For the last two weeks, I have been doing really well. Lunesta has cured my insomnia and now most nights I am tired and dozing before I even take the Lunesta. I have increased my physical workouts these two weeks to include more than just walking at lunch when the weather decides to be anti-winter, which for this season it has been. It is honestly nice to be tired due to physical activity then to mental drain.
Therapy has helped me climb out of my Depressive funk. I am focusing on the positives and trying my hardest to remain in the present moment. I believe this EMDR therapy is teaching me the act of Mindfulness and because of this, I am remaining content. I am not super happy but I am not having feelings of worthlessness and hopelessness. I am somewhere in the middle currently and for now, I am labeling it content.
My anxiety has been low, so low, some nights I thought about not taking my Ativan before bed. I have been able to fully function… mind, body and soul. This is truly a euphoric feeling when you’ve felt like pure shit for the last year.
There has been massive pressure at work to get a certain new location’s drawings done. It is a Department wide project meaning all 18 of us on working on it, which in itself causes some of the stress as sometimes we all need to work in the same drawing. On top of this, I leave for a business trip for another store of mine that is opening this coming Sunday. But, I forgot to do something which I didn’t know that it was my job to do. Here I am trying to locate an interior sign installer to install next week. Nice, right?! I am giving them so much time. Thought I had it all set, and then the first installer said no.
On top of this, my most annoying coworker keeps coming in and out of my cube with changes for this Department wide project. Yippee! Just pile on the stress.
It’s only 11am.
Cue my Generalized Anxiety Disorder. An old friend who was on a two week holiday.
Suddenly I sense my breaths getting short and shallow.
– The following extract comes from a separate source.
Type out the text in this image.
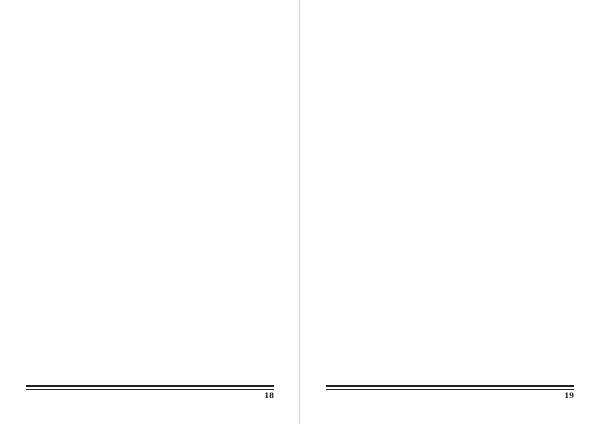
18	19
Next I can’t focus. What the heck was I working on? Where did I leave off? Was I going to make a phone call? Then I am starting not to recognize what is in front of me… what drawing is this? What is this a drawing of? And then the nausea, oh the nausea. Being stuck between being hungry and vomitus at the same time. I’m can’t move. Fused in my chair with 1 million thoughts racing through my mind but I can’t focus on any of them. I can’t even focus on my music that is playing. It adds more brain confusion, so I turn it off. Need to walk, need to breath. Only about noon. Shit, lunch isn’t for another hour.
I attempt deep breaths. Focus on my new learnings in Mindfulness. Remembering the passages in the book my therapist gave me to read. I can do this without taking an extra Ativan. I have been prepared with the tools and am finally in the mindset to do this. Deep breath in, deep breath out. Has anything changed. Not yet.
Deep breath in, deep breath out.
I recognize what is on my screen. Good, something positive. Still can’t focus too well, but I am breathing better and recognizing things. I shoot emails to 2 other sign installers and look at the clock. 1pm. Walk time!
Stepping outside, I am transformed. Focusing on the clear blue skies and the sun, I am content once again. All stress and anxiety from before just fades away. I treasure those 40 minutes of walking. Breathing in the cool fresh air, breathing out my anxious impurities. I am rejuvenated… and will not kill my coworker for the day.
Of course it is a new day and guess who has called me over numerous times already for changes and my daughter’s school has been evacuated due to gas odor…
Deep breath in, deep breath out…
One thought on “Deep Breath In…”
I'm sorry that it hit you again. Sometimes when it resurfaces after a reprieve it's worse, I know. But I'm glad you cleared your head and got out for some fresh air! That almost always helps.